Constraining intrinsic properties of gamma-ray bursts from core-collapse supernovae and neutron star mergers
Date of Award
Doctor of Philosophy (PhD)
Michael S. Briggs
Gamma ray bursts
Gamma-ray bursts (GRBs) are ultra-relativistic jets produced by either the core-collapse of massive, stripped envelope stars (i.e., "collapsars") or the merging of compact binary objects, such as neutron stars. GRBs are among the most energetic transients in the Universe, yet despite over 5 decades of study, a full description of their intrinsic energetics remains incomplete. This is primarily due to a combination of cosmological, relativistic, and observational effects that have impeded obtaining GRB redshift measurements and robustly associating GRBs with their progenitors. In this dissertation, I study source-frame properties of GRBs from collapsars and binary neutron star (BNS) mergers. In particular, I constrain the luminosity functions and rate distributions of GRBs by applying a forward-folding method to fit data taken by the Fermi Gamma-ray Burst Monitor (GBM). The data are found to be best-fit with a GRB population composed of ~45% originating from BNS mergers.
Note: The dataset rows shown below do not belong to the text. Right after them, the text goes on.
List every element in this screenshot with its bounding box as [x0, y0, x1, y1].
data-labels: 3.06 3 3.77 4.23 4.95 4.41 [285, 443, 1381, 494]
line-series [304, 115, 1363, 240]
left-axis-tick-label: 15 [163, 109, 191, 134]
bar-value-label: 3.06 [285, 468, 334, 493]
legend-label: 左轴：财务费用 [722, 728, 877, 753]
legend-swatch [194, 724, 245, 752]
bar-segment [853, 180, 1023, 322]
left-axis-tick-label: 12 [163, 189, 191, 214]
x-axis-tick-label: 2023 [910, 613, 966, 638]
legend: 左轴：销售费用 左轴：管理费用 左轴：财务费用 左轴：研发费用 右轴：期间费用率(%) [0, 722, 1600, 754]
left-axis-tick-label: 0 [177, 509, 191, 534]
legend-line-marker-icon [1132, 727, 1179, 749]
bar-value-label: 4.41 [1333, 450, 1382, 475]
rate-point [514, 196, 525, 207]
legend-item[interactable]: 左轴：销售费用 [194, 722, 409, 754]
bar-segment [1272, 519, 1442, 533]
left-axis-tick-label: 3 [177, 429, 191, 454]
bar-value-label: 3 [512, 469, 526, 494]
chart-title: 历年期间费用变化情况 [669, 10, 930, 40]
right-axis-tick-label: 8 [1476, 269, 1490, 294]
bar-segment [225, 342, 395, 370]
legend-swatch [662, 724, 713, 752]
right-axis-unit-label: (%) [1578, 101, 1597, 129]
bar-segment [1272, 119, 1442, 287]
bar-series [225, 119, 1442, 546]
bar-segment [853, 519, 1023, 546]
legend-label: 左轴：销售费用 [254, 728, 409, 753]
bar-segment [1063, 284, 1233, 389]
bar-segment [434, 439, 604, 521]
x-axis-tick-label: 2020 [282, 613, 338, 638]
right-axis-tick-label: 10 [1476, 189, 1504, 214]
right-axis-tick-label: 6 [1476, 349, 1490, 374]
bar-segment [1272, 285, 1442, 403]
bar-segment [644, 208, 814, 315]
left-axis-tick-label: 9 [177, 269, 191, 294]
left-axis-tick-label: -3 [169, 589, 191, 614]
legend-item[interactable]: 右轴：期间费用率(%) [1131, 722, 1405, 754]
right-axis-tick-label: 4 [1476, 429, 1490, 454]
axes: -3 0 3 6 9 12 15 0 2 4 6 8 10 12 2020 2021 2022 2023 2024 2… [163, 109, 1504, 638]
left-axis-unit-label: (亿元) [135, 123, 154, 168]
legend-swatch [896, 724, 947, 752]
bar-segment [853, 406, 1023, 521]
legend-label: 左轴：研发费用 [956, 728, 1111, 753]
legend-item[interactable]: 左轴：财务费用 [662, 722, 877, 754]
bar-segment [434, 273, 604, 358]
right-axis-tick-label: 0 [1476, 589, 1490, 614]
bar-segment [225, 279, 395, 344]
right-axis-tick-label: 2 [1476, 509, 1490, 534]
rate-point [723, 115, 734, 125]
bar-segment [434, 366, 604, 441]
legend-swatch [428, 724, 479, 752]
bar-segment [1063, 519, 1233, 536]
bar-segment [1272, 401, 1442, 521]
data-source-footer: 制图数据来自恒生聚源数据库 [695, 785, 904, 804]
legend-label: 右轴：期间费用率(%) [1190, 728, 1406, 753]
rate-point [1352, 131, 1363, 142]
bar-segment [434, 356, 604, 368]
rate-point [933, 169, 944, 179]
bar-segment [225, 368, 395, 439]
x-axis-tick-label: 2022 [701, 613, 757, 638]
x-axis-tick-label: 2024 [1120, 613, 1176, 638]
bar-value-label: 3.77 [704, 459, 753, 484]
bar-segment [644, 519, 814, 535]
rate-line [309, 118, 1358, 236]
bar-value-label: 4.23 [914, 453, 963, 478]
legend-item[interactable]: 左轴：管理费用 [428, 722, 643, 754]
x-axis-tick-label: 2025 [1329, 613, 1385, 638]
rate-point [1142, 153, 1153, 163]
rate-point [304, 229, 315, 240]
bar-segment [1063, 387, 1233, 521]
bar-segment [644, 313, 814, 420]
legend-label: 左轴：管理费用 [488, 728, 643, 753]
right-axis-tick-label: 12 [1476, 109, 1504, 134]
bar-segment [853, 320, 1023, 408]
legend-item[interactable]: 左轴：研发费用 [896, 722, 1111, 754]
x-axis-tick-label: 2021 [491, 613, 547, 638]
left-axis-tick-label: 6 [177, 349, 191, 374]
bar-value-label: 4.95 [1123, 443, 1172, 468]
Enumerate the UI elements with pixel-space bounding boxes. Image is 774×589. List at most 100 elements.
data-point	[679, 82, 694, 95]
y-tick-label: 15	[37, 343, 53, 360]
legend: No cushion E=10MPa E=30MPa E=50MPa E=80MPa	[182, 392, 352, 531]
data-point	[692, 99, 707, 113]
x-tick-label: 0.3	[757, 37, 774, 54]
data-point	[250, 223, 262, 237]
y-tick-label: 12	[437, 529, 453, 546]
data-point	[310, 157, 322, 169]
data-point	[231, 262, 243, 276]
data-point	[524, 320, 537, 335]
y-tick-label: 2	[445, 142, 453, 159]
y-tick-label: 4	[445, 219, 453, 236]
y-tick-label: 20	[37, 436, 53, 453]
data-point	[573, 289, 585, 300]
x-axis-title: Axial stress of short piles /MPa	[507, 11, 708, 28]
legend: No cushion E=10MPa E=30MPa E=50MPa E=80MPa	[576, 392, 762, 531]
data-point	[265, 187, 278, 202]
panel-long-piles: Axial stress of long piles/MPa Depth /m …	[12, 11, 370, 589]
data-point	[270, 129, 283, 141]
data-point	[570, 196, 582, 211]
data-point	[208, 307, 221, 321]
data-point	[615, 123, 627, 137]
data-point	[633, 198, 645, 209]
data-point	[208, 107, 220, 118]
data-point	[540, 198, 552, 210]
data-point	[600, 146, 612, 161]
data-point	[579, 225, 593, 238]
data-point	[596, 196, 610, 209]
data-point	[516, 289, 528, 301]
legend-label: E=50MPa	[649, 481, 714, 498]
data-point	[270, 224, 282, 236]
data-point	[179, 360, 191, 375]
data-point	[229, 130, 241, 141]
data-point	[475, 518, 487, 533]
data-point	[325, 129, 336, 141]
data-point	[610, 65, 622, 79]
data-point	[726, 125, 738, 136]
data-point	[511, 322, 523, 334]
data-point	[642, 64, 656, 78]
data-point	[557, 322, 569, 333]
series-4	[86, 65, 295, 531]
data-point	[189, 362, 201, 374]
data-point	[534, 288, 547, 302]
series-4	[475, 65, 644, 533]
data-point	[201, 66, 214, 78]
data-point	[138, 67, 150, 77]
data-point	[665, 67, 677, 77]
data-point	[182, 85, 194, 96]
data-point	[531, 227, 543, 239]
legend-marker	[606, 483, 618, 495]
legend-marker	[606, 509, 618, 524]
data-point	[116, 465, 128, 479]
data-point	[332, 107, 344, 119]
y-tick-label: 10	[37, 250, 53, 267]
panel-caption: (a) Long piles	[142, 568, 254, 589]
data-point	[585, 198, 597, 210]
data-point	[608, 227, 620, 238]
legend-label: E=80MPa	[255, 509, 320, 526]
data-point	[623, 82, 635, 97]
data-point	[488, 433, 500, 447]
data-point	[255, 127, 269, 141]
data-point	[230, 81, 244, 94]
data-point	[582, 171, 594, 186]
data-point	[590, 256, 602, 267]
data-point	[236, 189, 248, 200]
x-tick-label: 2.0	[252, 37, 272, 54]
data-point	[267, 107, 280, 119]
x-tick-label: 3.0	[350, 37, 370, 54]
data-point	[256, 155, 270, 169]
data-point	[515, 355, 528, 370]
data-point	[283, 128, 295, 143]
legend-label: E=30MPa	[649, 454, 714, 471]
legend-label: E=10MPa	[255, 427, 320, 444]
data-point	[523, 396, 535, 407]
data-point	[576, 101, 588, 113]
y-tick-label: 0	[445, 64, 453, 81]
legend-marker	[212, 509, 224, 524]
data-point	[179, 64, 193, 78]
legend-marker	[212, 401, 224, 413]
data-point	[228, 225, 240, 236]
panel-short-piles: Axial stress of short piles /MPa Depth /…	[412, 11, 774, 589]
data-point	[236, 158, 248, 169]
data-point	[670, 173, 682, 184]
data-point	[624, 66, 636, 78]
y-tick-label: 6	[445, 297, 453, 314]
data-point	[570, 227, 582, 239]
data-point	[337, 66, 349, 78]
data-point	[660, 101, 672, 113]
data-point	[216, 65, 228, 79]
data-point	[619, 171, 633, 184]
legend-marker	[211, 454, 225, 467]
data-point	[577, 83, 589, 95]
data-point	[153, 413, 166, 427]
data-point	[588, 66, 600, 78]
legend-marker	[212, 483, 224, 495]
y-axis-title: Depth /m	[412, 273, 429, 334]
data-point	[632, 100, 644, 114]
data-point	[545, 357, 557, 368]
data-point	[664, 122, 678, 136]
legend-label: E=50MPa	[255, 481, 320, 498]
The collapsar GRBs are fit to the cosmic star formation rate, normalized to a local rate of 3.9 (+9.9, -3.3; 90% confidence) Gpc-3 yr-1 and a broken power law luminosity function with indices αL = -1.5 (+1.1, -0.2) and βL=-2.0 (+0.5, -1.7) and a break at log10L = 52.8 (+1.9, -3.2) ergs s-1. The merger GRBs are described by a delayed star formation rate (P(td) ∝ td-1) with a local event rate of 3.2 (+27.0, -2.4) Gpc-3 yr-1 and a cut-off power law luminosity function with index αL = -0.5 (+0.4, -0.5) and a break at log10L = 51.6 (+0.7, -0.7) ergs s-1. I also search for short GRB progenitors associated with GWs detected in the LIGO/Virgo first and second observing runs (i.e., O1 and O2, respectively). Although no GW/GRB coincidences are found other than GW170817/GRB 170817A, the GBM detection algorithm is improved for weak short GRBs and the joint search statistic method.
Hamburg, Rachel, "Constraining intrinsic properties of gamma-ray bursts from core-collapse supernovae and neutron star mergers" (2022). Dissertations. 255.